Now it appears they are getting ready to “stimulate the economy” with a giant, political grab-bag in excess of a trillion dollars. Much like earlier efforts, it is likely to fail while at the same time plunging the nation into deeper and deeper debt. At some point, the U.S. dollar may come to resemble its counterpart from Zimbabwe, a million of which we buy you a loaf of bread. Meanwhile, Speaker Pelosi cannot wait to repeal the tax cuts, but tax cuts are known to every economist as the best way to respond to a recession.
A recent Rasmussen poll revealed that “Just 37% of Americans are even somewhat confident that their political leaders know what they’re doing as they try to address the nation’s economic problems.”

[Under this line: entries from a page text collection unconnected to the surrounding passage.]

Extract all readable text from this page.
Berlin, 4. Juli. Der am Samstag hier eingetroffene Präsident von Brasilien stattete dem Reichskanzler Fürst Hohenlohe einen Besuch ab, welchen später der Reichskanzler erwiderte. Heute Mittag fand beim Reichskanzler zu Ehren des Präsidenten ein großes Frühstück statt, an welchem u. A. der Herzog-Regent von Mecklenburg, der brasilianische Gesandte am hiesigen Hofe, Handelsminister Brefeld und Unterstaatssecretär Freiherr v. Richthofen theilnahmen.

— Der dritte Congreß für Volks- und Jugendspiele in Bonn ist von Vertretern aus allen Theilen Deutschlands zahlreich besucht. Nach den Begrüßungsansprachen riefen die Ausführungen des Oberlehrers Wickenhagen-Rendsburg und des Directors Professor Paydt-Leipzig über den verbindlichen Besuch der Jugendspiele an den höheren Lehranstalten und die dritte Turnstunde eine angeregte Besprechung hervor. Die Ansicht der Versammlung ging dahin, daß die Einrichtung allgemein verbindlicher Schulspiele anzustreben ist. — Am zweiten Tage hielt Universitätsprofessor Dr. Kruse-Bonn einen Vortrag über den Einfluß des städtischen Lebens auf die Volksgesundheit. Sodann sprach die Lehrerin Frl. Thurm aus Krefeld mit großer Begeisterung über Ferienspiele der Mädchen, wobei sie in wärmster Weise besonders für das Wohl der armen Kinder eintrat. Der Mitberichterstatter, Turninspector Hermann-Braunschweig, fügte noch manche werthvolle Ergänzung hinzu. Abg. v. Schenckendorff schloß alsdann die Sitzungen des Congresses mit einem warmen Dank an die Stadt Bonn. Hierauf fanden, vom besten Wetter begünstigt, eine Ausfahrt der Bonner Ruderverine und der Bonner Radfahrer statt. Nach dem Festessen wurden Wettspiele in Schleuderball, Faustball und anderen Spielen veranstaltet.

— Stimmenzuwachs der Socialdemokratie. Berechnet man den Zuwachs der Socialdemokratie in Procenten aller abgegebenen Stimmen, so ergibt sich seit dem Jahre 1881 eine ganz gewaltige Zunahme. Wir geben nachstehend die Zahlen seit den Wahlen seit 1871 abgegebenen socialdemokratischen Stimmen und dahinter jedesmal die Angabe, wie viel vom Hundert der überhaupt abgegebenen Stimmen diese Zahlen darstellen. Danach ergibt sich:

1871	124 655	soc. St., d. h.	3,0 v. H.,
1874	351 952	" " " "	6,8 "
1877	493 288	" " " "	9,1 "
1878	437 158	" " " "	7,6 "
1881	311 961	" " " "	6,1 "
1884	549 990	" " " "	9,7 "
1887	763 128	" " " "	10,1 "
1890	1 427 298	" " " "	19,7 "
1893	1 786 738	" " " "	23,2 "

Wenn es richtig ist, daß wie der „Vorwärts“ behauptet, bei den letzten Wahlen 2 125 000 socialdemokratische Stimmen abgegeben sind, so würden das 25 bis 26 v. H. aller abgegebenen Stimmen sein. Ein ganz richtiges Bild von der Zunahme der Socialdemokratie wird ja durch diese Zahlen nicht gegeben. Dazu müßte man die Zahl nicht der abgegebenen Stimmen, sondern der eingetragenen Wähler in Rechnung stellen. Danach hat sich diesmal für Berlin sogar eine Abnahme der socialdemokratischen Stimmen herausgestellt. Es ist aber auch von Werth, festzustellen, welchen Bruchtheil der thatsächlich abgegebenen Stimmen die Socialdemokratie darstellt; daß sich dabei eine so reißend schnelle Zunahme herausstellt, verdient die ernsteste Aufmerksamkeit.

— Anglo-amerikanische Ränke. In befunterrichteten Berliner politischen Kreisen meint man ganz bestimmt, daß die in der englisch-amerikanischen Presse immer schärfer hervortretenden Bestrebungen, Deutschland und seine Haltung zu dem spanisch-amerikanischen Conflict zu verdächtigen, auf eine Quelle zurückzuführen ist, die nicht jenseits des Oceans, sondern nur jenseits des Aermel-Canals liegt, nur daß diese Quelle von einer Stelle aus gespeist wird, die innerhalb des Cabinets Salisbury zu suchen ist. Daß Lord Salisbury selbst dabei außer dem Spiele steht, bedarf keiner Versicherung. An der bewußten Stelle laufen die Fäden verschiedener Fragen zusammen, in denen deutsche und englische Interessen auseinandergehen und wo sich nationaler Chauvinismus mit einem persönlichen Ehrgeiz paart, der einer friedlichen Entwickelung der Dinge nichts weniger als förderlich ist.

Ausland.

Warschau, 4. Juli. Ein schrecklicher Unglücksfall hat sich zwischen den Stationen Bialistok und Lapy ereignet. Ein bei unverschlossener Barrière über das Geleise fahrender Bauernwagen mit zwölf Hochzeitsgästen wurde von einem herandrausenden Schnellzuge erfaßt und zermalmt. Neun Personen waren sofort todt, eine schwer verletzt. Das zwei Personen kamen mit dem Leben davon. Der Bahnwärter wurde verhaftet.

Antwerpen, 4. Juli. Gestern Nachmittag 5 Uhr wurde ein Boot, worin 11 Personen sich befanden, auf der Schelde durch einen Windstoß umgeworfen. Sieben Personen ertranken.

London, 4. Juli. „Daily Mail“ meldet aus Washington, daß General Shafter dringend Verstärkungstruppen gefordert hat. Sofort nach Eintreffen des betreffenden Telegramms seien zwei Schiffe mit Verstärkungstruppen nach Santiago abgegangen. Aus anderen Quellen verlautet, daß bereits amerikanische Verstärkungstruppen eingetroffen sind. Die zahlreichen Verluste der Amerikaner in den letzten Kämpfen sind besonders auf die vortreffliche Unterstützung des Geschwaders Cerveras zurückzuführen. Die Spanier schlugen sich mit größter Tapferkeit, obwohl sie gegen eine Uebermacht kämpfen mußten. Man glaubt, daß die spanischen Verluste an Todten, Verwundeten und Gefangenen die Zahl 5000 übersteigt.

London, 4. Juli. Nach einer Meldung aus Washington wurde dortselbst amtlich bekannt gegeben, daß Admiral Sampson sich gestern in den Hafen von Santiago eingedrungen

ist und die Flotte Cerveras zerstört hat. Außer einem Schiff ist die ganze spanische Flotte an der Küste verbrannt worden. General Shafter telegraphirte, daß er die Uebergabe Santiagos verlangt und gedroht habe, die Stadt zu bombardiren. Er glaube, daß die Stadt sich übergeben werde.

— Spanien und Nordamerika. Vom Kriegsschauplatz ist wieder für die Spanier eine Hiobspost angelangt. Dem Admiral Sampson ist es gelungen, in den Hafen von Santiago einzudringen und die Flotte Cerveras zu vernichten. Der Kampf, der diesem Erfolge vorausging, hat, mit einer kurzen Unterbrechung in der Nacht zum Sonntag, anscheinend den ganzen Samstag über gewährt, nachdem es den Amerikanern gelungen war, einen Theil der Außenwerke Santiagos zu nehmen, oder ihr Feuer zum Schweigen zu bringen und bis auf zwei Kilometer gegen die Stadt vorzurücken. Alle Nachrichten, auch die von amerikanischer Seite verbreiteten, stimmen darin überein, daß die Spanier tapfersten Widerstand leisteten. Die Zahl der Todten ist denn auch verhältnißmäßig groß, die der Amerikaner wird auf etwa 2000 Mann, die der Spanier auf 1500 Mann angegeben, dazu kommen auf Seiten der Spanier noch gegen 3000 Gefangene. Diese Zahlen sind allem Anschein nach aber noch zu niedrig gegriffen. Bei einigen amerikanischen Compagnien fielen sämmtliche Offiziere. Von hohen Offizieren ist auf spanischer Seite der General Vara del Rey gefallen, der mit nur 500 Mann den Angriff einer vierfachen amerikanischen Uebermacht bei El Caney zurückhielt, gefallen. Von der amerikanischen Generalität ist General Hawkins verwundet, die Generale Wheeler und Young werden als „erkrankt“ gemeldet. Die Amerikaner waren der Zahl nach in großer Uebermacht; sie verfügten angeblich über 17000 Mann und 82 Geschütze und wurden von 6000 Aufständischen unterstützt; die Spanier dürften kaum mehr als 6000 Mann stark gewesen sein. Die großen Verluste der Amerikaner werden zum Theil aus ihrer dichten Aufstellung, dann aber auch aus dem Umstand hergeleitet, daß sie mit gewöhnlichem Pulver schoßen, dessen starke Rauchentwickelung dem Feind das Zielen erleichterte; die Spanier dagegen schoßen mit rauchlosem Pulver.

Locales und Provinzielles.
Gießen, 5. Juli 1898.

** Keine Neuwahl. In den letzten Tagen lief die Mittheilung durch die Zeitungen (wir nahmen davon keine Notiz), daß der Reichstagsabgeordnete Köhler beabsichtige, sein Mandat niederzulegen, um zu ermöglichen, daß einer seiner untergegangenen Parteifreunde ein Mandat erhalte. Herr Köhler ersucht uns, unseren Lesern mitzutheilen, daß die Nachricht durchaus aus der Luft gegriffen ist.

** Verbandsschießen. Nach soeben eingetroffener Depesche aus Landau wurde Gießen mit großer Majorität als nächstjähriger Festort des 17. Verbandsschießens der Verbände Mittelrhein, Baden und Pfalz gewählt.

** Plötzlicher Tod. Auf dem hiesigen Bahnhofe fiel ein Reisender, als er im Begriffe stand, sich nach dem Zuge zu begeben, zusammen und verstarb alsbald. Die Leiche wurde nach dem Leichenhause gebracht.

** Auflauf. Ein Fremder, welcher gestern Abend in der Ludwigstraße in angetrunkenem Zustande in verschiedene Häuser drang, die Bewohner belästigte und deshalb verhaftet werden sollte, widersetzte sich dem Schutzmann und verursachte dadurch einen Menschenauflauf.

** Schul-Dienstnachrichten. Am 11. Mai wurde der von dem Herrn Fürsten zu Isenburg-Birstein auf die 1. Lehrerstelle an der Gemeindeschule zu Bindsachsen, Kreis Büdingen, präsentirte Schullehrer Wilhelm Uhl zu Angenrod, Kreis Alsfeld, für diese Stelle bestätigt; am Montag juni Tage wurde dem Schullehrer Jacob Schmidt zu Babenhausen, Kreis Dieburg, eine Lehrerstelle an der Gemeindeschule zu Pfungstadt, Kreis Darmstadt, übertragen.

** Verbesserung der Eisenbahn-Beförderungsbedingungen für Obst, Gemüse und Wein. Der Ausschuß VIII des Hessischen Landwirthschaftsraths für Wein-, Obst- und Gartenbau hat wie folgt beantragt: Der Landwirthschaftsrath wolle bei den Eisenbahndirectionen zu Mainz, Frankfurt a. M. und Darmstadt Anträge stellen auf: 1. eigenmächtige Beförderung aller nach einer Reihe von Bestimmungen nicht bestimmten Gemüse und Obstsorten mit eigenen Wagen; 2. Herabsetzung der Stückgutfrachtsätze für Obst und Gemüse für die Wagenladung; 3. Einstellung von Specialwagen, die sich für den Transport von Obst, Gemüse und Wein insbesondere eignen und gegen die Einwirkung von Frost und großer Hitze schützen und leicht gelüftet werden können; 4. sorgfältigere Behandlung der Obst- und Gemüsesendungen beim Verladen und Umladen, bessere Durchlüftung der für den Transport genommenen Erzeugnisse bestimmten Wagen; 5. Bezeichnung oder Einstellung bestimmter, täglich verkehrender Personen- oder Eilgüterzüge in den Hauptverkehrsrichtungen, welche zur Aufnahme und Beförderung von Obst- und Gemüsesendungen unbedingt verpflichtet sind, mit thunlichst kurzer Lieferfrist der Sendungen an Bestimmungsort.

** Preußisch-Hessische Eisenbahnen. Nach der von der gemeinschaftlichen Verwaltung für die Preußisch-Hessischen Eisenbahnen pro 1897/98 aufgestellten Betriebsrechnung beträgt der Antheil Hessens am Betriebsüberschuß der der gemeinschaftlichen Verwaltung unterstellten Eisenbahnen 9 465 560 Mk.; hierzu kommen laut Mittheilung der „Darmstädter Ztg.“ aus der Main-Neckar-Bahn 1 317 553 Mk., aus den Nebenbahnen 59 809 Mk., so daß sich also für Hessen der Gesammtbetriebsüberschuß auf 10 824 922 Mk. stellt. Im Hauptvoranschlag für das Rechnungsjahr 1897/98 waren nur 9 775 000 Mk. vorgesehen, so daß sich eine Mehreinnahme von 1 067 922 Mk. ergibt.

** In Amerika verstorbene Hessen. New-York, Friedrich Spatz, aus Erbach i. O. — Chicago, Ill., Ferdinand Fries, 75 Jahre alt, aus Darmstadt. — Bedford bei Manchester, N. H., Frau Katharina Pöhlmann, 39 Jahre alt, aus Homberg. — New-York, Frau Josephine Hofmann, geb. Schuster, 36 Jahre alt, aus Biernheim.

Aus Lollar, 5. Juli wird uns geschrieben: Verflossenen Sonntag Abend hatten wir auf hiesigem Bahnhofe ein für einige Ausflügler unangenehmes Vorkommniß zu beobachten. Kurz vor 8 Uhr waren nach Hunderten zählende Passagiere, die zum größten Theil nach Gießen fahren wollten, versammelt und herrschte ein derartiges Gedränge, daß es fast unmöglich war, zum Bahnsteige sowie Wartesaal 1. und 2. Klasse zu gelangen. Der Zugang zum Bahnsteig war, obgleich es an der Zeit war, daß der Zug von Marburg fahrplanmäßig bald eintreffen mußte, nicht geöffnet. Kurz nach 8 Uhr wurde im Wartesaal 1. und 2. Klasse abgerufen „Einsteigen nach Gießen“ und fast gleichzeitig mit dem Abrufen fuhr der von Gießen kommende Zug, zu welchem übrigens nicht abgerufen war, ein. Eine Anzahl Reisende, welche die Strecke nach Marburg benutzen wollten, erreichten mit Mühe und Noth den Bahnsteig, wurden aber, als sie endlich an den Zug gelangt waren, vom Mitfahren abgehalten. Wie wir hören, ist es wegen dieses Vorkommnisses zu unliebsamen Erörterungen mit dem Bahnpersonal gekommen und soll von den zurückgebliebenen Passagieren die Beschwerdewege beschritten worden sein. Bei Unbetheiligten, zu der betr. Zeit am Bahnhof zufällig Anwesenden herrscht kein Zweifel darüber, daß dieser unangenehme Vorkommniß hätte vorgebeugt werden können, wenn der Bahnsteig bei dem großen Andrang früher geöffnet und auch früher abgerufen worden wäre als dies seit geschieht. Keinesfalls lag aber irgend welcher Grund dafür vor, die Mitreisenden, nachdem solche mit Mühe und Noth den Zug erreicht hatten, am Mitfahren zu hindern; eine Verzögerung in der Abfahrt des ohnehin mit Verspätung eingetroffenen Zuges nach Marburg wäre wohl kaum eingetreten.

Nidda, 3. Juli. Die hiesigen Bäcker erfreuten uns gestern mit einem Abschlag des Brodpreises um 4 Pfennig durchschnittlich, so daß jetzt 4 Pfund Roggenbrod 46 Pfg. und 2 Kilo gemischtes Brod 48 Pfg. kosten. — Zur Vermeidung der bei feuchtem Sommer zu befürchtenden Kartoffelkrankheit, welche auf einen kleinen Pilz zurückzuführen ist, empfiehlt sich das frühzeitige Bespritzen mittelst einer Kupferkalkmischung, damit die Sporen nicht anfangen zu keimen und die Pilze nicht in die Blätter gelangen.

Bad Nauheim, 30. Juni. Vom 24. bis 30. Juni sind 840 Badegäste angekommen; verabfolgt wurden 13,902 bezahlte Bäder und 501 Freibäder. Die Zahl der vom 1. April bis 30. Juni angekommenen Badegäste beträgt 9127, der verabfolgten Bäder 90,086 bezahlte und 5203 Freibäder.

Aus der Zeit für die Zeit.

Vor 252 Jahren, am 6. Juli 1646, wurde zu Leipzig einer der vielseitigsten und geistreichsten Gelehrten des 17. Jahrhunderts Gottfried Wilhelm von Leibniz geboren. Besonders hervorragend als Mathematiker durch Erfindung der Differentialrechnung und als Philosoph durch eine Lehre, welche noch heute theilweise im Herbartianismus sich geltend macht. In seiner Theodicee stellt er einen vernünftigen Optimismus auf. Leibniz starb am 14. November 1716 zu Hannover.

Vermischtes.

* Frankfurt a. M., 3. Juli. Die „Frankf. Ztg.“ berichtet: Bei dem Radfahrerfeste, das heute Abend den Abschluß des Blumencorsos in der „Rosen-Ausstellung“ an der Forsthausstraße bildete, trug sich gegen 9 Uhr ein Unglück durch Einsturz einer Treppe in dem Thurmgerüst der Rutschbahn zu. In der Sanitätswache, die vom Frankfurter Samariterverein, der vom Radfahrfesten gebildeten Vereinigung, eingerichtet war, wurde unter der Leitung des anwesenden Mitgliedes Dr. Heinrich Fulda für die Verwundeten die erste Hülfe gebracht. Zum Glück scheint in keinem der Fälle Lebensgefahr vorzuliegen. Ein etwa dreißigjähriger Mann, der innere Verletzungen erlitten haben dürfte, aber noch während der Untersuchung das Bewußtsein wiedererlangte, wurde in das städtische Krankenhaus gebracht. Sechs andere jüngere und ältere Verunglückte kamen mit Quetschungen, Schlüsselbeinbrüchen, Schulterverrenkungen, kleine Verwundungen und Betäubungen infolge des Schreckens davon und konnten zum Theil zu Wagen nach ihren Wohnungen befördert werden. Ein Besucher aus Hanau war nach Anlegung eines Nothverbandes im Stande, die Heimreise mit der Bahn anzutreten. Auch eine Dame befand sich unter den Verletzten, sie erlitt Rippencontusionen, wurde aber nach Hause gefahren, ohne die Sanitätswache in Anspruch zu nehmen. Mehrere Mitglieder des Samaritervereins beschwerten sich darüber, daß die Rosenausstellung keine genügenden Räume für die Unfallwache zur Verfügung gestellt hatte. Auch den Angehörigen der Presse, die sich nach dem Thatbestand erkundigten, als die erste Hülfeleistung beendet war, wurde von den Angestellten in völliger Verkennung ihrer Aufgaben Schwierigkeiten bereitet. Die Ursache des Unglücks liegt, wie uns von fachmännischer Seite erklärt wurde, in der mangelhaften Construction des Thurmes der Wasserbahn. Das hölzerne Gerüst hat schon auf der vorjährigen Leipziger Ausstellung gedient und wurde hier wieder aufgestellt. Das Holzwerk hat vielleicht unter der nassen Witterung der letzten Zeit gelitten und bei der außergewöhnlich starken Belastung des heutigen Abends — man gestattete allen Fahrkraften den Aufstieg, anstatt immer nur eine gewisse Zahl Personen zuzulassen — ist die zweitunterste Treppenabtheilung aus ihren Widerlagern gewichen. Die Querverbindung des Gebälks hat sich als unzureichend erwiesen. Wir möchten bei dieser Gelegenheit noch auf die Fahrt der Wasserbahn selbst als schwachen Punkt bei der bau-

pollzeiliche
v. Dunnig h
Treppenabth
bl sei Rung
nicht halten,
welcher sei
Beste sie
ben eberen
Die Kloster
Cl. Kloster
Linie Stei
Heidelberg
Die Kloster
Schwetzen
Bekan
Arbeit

Very close to 60% lack confidence in the current crop of elected leaders, including 20% who say “they are not at all confident that policymakers know what they are doing with regards to the troubled U.S. economy.”

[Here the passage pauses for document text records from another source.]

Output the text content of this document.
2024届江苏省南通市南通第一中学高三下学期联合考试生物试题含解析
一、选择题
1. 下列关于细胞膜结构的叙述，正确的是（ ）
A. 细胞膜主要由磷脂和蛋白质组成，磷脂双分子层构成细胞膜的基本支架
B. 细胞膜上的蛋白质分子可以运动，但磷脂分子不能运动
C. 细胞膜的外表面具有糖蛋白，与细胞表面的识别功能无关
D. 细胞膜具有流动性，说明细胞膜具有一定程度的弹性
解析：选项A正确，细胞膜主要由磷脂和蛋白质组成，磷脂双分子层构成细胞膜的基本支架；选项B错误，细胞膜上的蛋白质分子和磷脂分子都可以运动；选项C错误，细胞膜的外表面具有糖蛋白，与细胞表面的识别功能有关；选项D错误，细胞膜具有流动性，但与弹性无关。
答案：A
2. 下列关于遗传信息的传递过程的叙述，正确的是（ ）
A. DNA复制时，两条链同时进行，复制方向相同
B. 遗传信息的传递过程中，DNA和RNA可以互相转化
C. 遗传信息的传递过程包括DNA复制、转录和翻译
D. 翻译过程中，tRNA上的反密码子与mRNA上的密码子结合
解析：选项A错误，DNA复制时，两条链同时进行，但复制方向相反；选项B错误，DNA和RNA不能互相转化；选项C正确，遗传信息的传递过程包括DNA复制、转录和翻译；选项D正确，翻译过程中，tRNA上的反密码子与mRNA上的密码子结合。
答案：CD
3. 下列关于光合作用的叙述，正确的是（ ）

Need it be said that of those polled “Democrats are more confident in policymakers than Republicans”? Republicans are famous party poopers, always insisting on frugality, transparency, oversight, et cetera. Well, at least, they used to. Now, without any power in Congress, their voice and their votes count for nothing.

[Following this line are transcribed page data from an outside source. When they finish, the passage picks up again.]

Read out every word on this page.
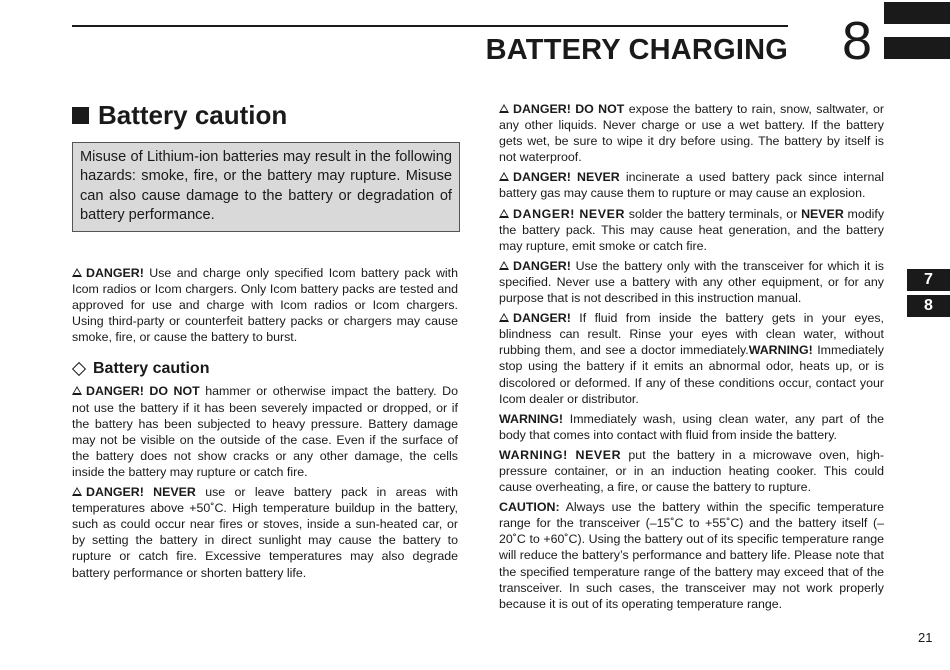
BATTERY CHARGING 8
7
8
Battery caution
Misuse of Lithium-ion batteries may result in the following hazards: smoke, fire, or the battery may rupture. Misuse can also cause damage to the battery or degradation of battery performance.

DANGER! Use and charge only specified Icom battery pack with Icom radios or Icom chargers. Only Icom battery packs are tested and approved for use and charge with Icom radios or Icom chargers. Using third-party or counterfeit battery packs or chargers may cause smoke, fire, or cause the battery to burst.

Battery caution

DANGER! DO NOT hammer or otherwise impact the battery. Do not use the battery if it has been severely impacted or dropped, or if the battery has been subjected to heavy pressure. Battery damage may not be visible on the outside of the case. Even if the surface of the battery does not show cracks or any other damage, the cells inside the battery may rupture or catch fire.

DANGER! NEVER use or leave battery pack in areas with temperatures above +50˚C. High temperature buildup in the battery, such as could occur near fires or stoves, inside a sun-heated car, or by setting the battery in direct sunlight may cause the battery to rupture or catch fire. Excessive temperatures may also degrade battery performance or shorten battery life.

DANGER! DO NOT expose the battery to rain, snow, saltwater, or any other liquids. Never charge or use a wet battery. If the battery gets wet, be sure to wipe it dry before using. The battery by itself is not waterproof.

DANGER! NEVER incinerate a used battery pack since internal battery gas may cause them to rupture or may cause an explosion.

DANGER! NEVER solder the battery terminals, or NEVER modify the battery pack. This may cause heat generation, and the battery may rupture, emit smoke or catch fire.

DANGER! Use the battery only with the transceiver for which it is specified. Never use a battery with any other equipment, or for any purpose that is not described in this instruction manual.

DANGER! If fluid from inside the battery gets in your eyes, blindness can result. Rinse your eyes with clean water, without rubbing them, and see a doctor immediately.WARNING! Immediately stop using the battery if it emits an abnormal odor, heats up, or is discolored or deformed. If any of these conditions occur, contact your Icom dealer or distributor.

WARNING! Immediately wash, using clean water, any part of the body that comes into contact with fluid from inside the battery.

WARNING! NEVER put the battery in a microwave oven, high-pressure container, or in an induction heating cooker. This could cause overheating, a fire, or cause the battery to rupture.

CAUTION: Always use the battery within the specific temperature range for the transceiver (–15˚C to +55˚C) and the battery itself (–20˚C to +60˚C). Using the battery out of its specific temperature range will reduce the battery’s performance and battery life. Please note that the specified temperature range of the battery may exceed that of the transceiver. In such cases, the transceiver may not work properly because it is out of its operating temperature range.

21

We are not only not getting the quality of governance we voted for, we are being subjected to an appalling demonstration of Congress critters voting more and more money be given with no indication it’s having had the desired affect on banking and insurance recipients.
It may be too soon to make such a judgment, but the tottering of both Citigroup and Bank of America is sufficient to make a lot of people question whether these bailouts are working.
What I know about banking you could put in a bug’s ear, but one is forced to wonder how such giant financial institutions could have engaged in practices that have proven so imprudent? One is tempted to say, well, there was government regulation, but it is obvious, particularly with regard to the Securities and Exchange Commission, that in reality there was none.
I have a relative who has worked a quarter century in a famed brokerage house. It has undergone new ownership or mergers so often that he literally has a collection of more than 30 different business cards to reflect the changes.
This is the price we pay for capitalism, the free market, and the massive movement of capital around the nation and the world. Given the alternative, socialism or communism, I will always take capitalism because, from my observations a government-controlled economy is always a disaster. It can only be maintained with coercion and invariably a great deal of corruption.
This is why, in a capitalist society, the quality of leadership we elect is vital to the maintenance and growth of wealth.
What we appear to have, however, are a group of people that are utterly overwhelmed by events, subject to the discipline of a handful of highly partisan, but incompetent party leaders, and easily driven to ignore the genius of the U.S. Constitution which instituted a deliberately slow process of lawmaking.
The thing I fear most in the first days of the new Obama administration will be the rush to enact bills that most of the members of Congress have not read, nor have understood if they did read them.
That’s not lawmaking. That’s magical thinking.